When we think of the best, perhaps we think of world class athletes or incredible teams. Maybe we think of word changing companies, or iconic entrepreneurs.
The 2015 Golden State Warriors come to mind in a season where they won 73 games while losing just 9. The 1998 New York Yankees show up having won 114 games while losing just 48. The iconic Roger Federer is hard to overlook as the greatest male tennis player of all time with 20 Grand Slam titles and 310 weeks ranked as the #1 tennis player in the world.
Amazon could be described as the best in it’s class with its $1.6T evaluation and its over 200M members, as it ships 1.6M packages a day (yes, 66,000 every hour). Or Apple with its $2.08T market cap and its 728M customers walking around with an iPhone in their pocket - or more accurately in their hand. Perhaps Tesla is on the “best of” list with its $602B value and its 79% market share of all U.S. EV registrations last year.
What about us? What about you?
Are you the best in your field, in your class, in your industry?
Perhaps more appropriately:
Are you trying to be THE best or to do YOUR best?
Over the past few weeks this question has been resurfacing and has led me to really break down the difference.
The “best” is defined as “that which is the most excellent, outstanding, or desirable”.
As we think of THE best in any field or category, it shows up as that based on metrics, numbers, and comparisons.
Michael Phelps definitely shows up as THE best competitive swimmer of all time. With 28 Olympic medals and his nearest competitor with just 11, it’s easy to say that his spot as “the best” is inarguable. He won his first gold in Athens 2004 at just 15 years old, and he showed up as the best for the next 25 years. More recently however Phelps has opened up and talked about that time in his life, where he was THE best, but clearly not HIS best. When the focus became being #1 in the world, when the focus became winning gold at all costs, when the focus became just winning, he wound up losing, himself. In the drive to show up at the top of the game, he wasn’t at the top of HIS game. He was depressed, internally conflicted, unhappy, and unfulfilled.
Being THE best could actually be in conflict with being YOUR best. As we review athletes, sport teams, companies, entrepreneurs (many of whom are reading this right now), the challenge is we always define “best” with numbers, and statistics, and percentages. And of course, with any ranking, with any scoring, with any judging, there must be that comparison.
But the drive to be #1, or the drive to be THE best, or the drive to be the biggest may cast a shadow on whether or not we are waking up every day to be OUR best. On our quest to make the list, get to the top, walk across the stage, we can give up becoming the best version of ourselves. We wind up becoming a second rate version of someone else. Of course THE best and YOUR best don’t have to live in opposition. Oftentimes a focus on being our best will lead us down the path to being the best.
So what’s the one thing you need to know to be THE best in anything?

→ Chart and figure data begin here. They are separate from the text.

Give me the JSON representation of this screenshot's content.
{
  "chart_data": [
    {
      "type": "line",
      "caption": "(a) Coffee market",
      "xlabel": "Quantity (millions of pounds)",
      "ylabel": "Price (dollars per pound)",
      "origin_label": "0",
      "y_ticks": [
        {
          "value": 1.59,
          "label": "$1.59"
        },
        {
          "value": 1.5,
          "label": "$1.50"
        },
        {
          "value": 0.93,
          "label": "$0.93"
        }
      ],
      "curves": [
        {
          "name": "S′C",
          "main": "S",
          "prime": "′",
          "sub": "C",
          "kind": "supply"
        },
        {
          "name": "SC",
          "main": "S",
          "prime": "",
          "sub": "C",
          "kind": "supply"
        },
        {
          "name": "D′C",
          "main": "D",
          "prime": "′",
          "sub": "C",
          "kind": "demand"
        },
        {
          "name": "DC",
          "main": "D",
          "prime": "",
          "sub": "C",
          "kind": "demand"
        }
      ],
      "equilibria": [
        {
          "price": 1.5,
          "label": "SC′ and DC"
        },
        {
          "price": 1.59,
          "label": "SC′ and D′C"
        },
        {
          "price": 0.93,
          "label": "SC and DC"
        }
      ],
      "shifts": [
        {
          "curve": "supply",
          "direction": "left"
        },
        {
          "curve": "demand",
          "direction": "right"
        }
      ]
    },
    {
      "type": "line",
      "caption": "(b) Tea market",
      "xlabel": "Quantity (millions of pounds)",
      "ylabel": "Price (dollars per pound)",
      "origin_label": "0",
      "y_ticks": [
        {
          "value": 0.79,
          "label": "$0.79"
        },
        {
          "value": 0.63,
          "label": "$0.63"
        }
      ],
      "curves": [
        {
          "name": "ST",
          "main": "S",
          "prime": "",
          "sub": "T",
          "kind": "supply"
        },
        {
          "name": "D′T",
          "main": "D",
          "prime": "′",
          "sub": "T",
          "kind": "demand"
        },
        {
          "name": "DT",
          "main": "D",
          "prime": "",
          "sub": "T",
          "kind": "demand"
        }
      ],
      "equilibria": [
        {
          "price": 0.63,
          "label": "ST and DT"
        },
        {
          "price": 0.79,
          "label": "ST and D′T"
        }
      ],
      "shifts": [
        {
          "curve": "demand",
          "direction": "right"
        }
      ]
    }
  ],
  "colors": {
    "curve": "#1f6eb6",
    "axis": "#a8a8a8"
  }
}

High performance is about simply hitting your goal, not hitting someone else’s goal. That means your high performance can never and should never be defined by anyone else but you.
Every one of us “excellent, outstanding, and desirable”. If you feel that you are not one of those today, well, choose to be that tomorrow. That is your best. Whatever you do, do excellently. Whatever you do, do outstandingly. That will make whatever you do, desirable. Remember, if it is YOUR best, then it is THE best.